High Performance Linux

> Try Tempesta FW, a high performance open source application delivery controller for the Linux/x86-64 platform.

> Or check custom high-performance solutions from Tempesta Technologies, INC.

> Careers: if you love low-level C/C++ hacking and Linux, we'll be happy to hear from you.

Sunday, April 17, 2016

x86-64 Wastes TLB Entries

Basically TLB caches page table translations. We need page table since contiguous virtual memory area can in fact consist of many physical fragments. So page table is used to map the physical memory fragments, pages, to some virtual address space. x86-64 has 4-level page table, so if you access a page, then in fact you for 5 memory accesses (4 for page table to resolve the virtual address and the last one is you actual access). To mitigate the performance overhead caused by page table translations TLB is used to cache virtual to physical address translations.

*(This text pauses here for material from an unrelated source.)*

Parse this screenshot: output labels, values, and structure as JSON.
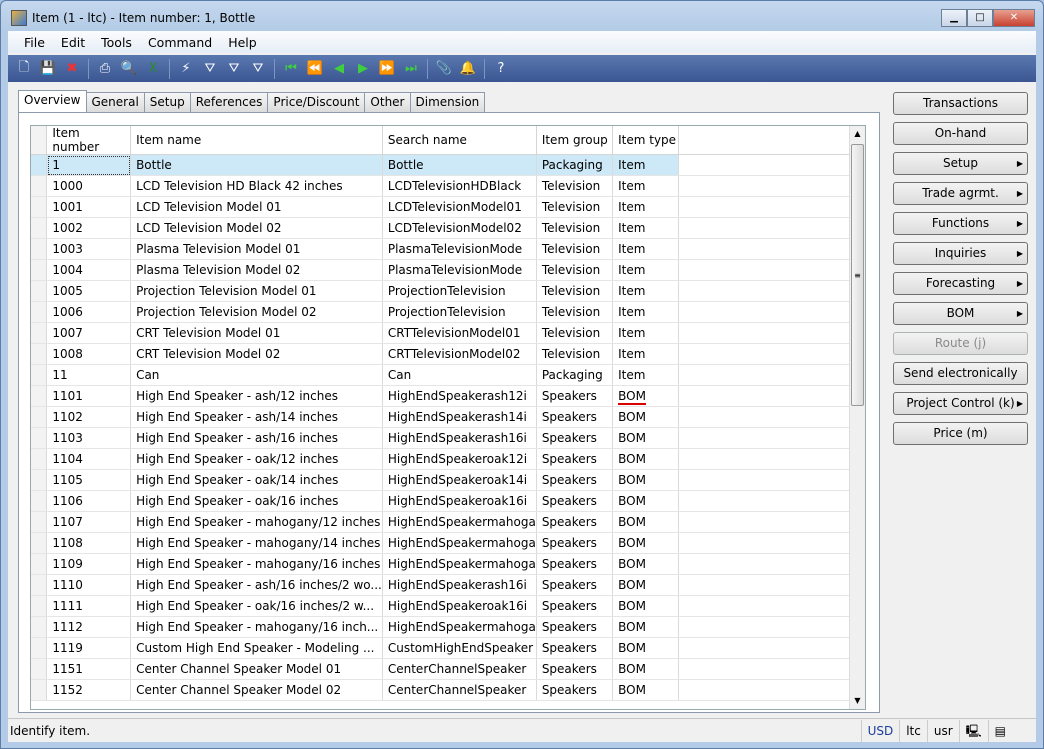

Surprisingly, when OS is loaded it maps whole physical memory to some virtual address space. It's important that the physical and virtual address spaces are both contiguous now. And OS kernel works with exactly this virtual address space. For example, kmalloc() in Linux kernel returns pointer from this virtual address space. However, vmalloc() maps physical pages to some other virtual address space, named vmalloc area.

Thus kernel addresses can be resolved by simple offsets (see linux/arch/x86/include/asm/page_64.h):

    static inline unsigned long
    __phys_addr_nodebug(unsigned long x)
        unsigned long y = x - __START_KERNEL_map;

        /* use the carry flag to determine if
           x was < __START_KERNEL_map */
        x = y + ((x > y)
                 ? phys_base
                 : (__START_KERNEL_map - PAGE_OFFSET));    

        return x;

Since virtual to physical address translation is trivial, why in earth do we need to use page table and waste invaluable TLB entries for the translations? However, there is nothing like MIPS's direct mapped kernel space segments for x86-64. The sad story about x86-64 is that trivial mappings wastes TLD entries and require extra memory transfers. The only one thing which x86-64 does to optimize TLD usage is global address spaces, e.g. kernel space, which are never invalidated in TLB on context switches. But still if you switch to kernel, kernel mappings evict your user-space mappings from TLB. Meantime, if your application is memory greedy, then syscalls can take long time due to TLB cache misses.